In 1968, Hurlbut broke ground on building the Timber Mountain Log Ride, another collaboration with Arrow Development, which, along with the Mine Ride, is still considered one of the iconic rides of the park, and one of the most popular. Many guests ride it twice or more when they visit - on some days the turnstile ridership of the Log Ride exceeds that of the front gate of the park. The ride demonstrates great attention to detail, which is the key characteristic of Hurlbut's creations. Many of the items seen on the ride are actual cast-iron gears, steam donkey engines, and sawmill equipment from over a hundred years ago.

===Knott's Scary Farm===
He was also one of the creators of Knott's Scary Farm, an annual event at Knott's. Hurlbut was one of the original Haunt Monsters, wearing an ape costume. He hid inside the Calico Mine Train ride, and popped out to scare guests. There are now more than 1,000 "monsters" at Halloween Haunt, and the event has grown to be the most successful special event of any amusement park in the US.

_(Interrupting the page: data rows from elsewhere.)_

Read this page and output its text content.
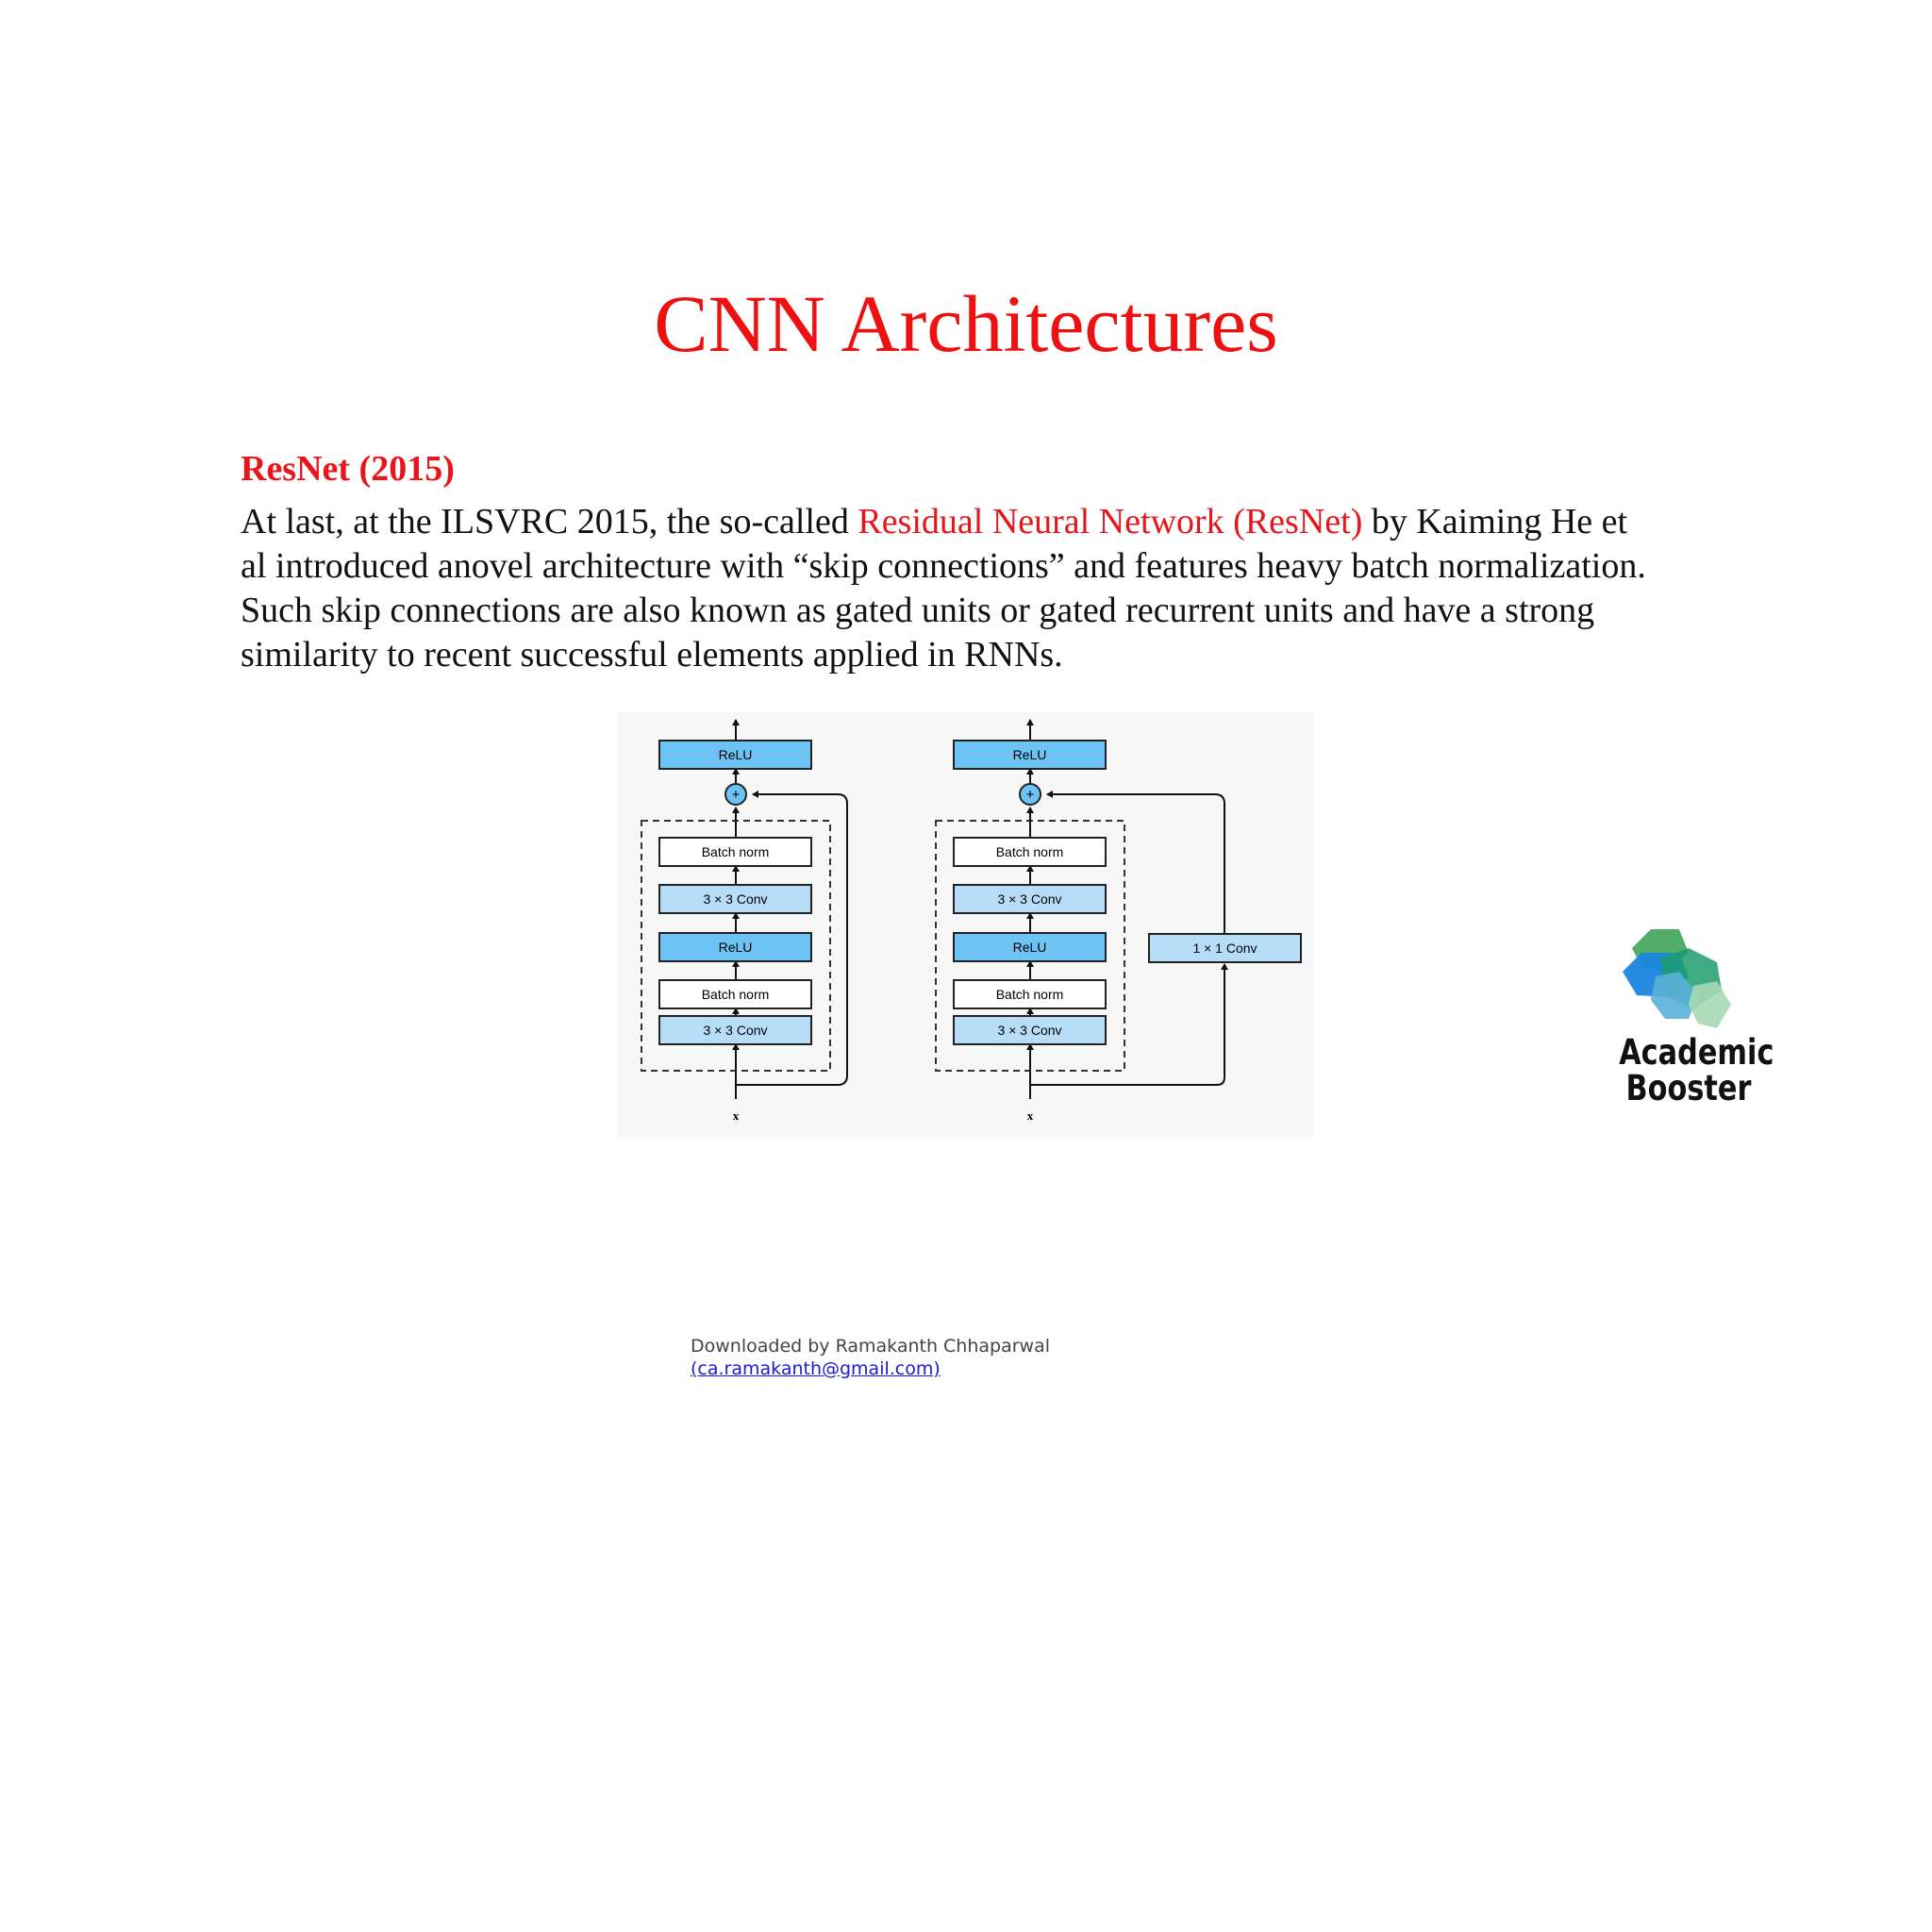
CNN Architectures
ResNet (2015)
At last, at the ILSVRC 2015, the so-called Residual Neural Network (ResNet) by Kaiming He et
al introduced anovel architecture with “skip connections” and features heavy batch normalization.
Such skip connections are also known as gated units or gated recurrent units and have a strong
similarity to recent successful elements applied in RNNs.
ReLU
+
Batch norm
3 × 3 Conv
ReLU
Batch norm
3 × 3 Conv
x
ReLU
+
Batch norm
3 × 3 Conv
ReLU
Batch norm
3 × 3 Conv
1 × 1 Conv
x
Academic
Booster
Downloaded by Ramakanth Chhaparwal
(ca.ramakanth@gmail.com)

Marty Keithly, former general manager of Knott's Berry Farm, said, "There would not be a Knott's Berry Farm theme park today if it were not for the talent, determination and creativity of Bud Hurlbut."

==Castle Park==
With parts of rides from which he took from Knott's, Hurlbut designed and operated his own amusement park, Castle Amusement Park, opened in 1976, now named Castle Park, in Riverside, California. Some elements from Knott's, such as the Calico Train and theming, were used in creating the rides, with using some leftover train carts to create the Castle Park Riverside Co. Train.

==Death==

Hurlbut died of natural causes in Buena Park, California on January 5, 2011 at the age of 92.